「ビキニ・デモ」に沈黙する民主統合党
李明博(イ・ミョンバク)大統領に対する名誉毀損(きそん)罪で実刑判決を受け、服役中の鄭鳳株(チョン・ボンジュ)前議員の釈放を求める「ビキニ・デモ」が物議を醸している。
一部の女性たちが、ビキニ姿で胸の上の部分に「胸が張り裂けるほど鄭鳳株の釈放を願う」などと書いた写真が「『出てこい! 鄭鳳株』国民運動本部」のウェブサイトに掲載され、インターネット上で大きな話題を呼んだ。さらに、インターネット放送「ナヌン・コムスダ(私は小ざかしいの意、通称ナッコムス)」の番組司会者キム・ヨンミン氏が「鄭鳳株前議員は現在、性欲抑制剤を服用しているから、安心して水着姿の写真を送ってほしい」と発言、また別の司会者で時事週刊誌「時事IN」記者のチュ・ジンウ氏は、鄭前議員との面会を申請する書類に「(ビキニ姿の女性の)胸を利用した応援メッセージはすごい。(性的な興奮によって出る)鼻血に注意しろ!」と書き込み、その写真を簡易投稿サイト「ツイッター」に掲載したことから「セクハラ騒動」へと発展した。
このような行為を「新たな政治的表現」と捉える考え方もあるが「ビキニ・デモ」に対するナッコムスの関係者たちの発言に対しては、不快感を示す女性たちが少なくない。これまでナッコムスを支持してきた小説家の孔枝泳(コン・ジヨン)氏もツイッターに「胸の写真の掲載を擁護するマッチョ(男性優越主義者)たちのセクハラ的で不快な書き込みや、自ら(胸の写真を掲載することが)『殺身成仁(仁義・正道のため自分を犠牲にすること)的な犠牲だ』と主張する女性たちの書き込みには、ただ驚くばかりだ」と書き込み、ナッコムスに謝罪を要求した。
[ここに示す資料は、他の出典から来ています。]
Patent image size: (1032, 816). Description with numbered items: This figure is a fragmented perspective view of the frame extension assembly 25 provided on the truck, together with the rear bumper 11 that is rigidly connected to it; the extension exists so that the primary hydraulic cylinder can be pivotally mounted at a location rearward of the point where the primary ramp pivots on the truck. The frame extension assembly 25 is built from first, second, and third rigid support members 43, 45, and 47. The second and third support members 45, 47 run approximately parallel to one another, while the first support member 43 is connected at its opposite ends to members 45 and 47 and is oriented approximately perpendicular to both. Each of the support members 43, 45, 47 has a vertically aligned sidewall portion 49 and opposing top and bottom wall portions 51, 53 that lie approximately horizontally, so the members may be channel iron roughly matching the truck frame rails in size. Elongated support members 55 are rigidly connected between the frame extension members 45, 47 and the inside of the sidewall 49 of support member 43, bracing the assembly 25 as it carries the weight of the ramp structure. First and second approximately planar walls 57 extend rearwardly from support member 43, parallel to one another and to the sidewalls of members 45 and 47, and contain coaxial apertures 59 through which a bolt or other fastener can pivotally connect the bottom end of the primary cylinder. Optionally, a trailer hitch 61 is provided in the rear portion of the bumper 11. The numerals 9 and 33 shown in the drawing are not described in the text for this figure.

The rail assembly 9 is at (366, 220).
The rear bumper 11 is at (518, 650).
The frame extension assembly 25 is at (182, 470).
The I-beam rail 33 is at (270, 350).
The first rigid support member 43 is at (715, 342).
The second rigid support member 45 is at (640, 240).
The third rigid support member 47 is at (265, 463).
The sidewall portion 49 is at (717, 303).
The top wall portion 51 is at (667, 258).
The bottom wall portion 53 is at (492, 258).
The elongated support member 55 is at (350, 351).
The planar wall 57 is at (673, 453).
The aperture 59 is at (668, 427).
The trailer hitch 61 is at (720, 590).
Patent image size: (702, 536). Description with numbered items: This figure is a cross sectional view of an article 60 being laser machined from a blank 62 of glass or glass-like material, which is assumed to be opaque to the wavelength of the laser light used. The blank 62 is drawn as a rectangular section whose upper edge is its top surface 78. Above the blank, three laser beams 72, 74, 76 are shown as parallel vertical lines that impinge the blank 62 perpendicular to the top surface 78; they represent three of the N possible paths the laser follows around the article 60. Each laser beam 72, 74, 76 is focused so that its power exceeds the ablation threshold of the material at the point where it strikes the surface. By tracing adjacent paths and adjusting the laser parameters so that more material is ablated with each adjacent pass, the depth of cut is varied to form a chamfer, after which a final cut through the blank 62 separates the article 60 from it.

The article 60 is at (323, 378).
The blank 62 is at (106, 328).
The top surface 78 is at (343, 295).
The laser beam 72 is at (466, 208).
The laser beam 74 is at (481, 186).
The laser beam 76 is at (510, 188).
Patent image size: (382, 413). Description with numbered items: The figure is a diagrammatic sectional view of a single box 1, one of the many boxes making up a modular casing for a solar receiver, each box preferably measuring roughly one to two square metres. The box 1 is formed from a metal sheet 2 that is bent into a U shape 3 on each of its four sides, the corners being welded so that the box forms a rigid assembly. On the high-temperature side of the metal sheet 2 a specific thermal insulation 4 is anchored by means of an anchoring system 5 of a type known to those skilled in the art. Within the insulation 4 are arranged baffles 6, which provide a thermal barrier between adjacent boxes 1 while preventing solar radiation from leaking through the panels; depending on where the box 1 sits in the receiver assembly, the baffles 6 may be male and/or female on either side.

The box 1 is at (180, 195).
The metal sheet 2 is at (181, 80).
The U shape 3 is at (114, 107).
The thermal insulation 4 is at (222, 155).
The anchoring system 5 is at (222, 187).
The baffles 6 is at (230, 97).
だが、野党・民主統合党は、この問題から目を背けている。30日に行われた最高委員会議でも取り上げられず、党レベルでのコメントを発表したり、記者会見なども行われていない。最高委員9人のうち、韓明淑(ハン・ミョンスク)代表と朴映宣(パク・ヨンソン)、ナム・ユンインスン両氏の計3人が女性だ。同党執行部は発足に当たり「政党の歴史上、執行部に占める女性の割合がこれほど高いことはなかった。本格的な女性の政治参加の時代が始まった」とコメントした。女性運動家枠で指名制の最高委員に任命されたナム氏は初会合で「(執行部に女性が増えたことから)民主統合党は女性たちに大いに希望を与える政党だ」と述べた。
それにもかかわらず、民主統合党は今回の騒動について、党レベルの公の場で言及するほどの問題ではないとの姿勢を示している。同党の関係者は「ビキニ・デモが厄介な問題だというのは事実だが、基本的に表現の自由の問題であり、インターネットの自浄機能に任せておけば、すぐに鎮静化するだろう」と語った。
同党はこれまで、ナッコムスを支持するような行動を取ってきた。今月半ば、党代表選挙に出馬した候補者ほぼ全員が「鄭鳳株前議員の釈放に向け先頭に立つ」と公約した。ナッコムスの支持者たちの票を得るためだ。今月26日には、韓代表をはじめとする同党執行部が忠清南道の洪城刑務所を訪れ、鄭前議員と面会した。このような状況で、同党が今回の問題について沈黙していることを理解できないわけではない。
だが「ビキニ・デモ」の問題は、表現の自由の問題かどうかという次元を超え、すでに性的な話題となっている。「性欲抑制剤」や「鼻血」といった表現について「性的な発言ではない」と主張する人がどこにいるだろうか。民主統合党は「進歩」を標榜し、政権交代を果たすと公約してきた。多くの女性たちの怒りを買っているセクハラ騒動に対し沈黙する政党が、果たして女性の政治参加を促進し、女性たちに希望を与えられるのか、甚だ疑問だ。民主統合党の幹部は「ナッコムスの『怖いもの知らずの身軽さ』が怖い」と語った。同党は今、その身軽さに翻弄されているのではないだろうか。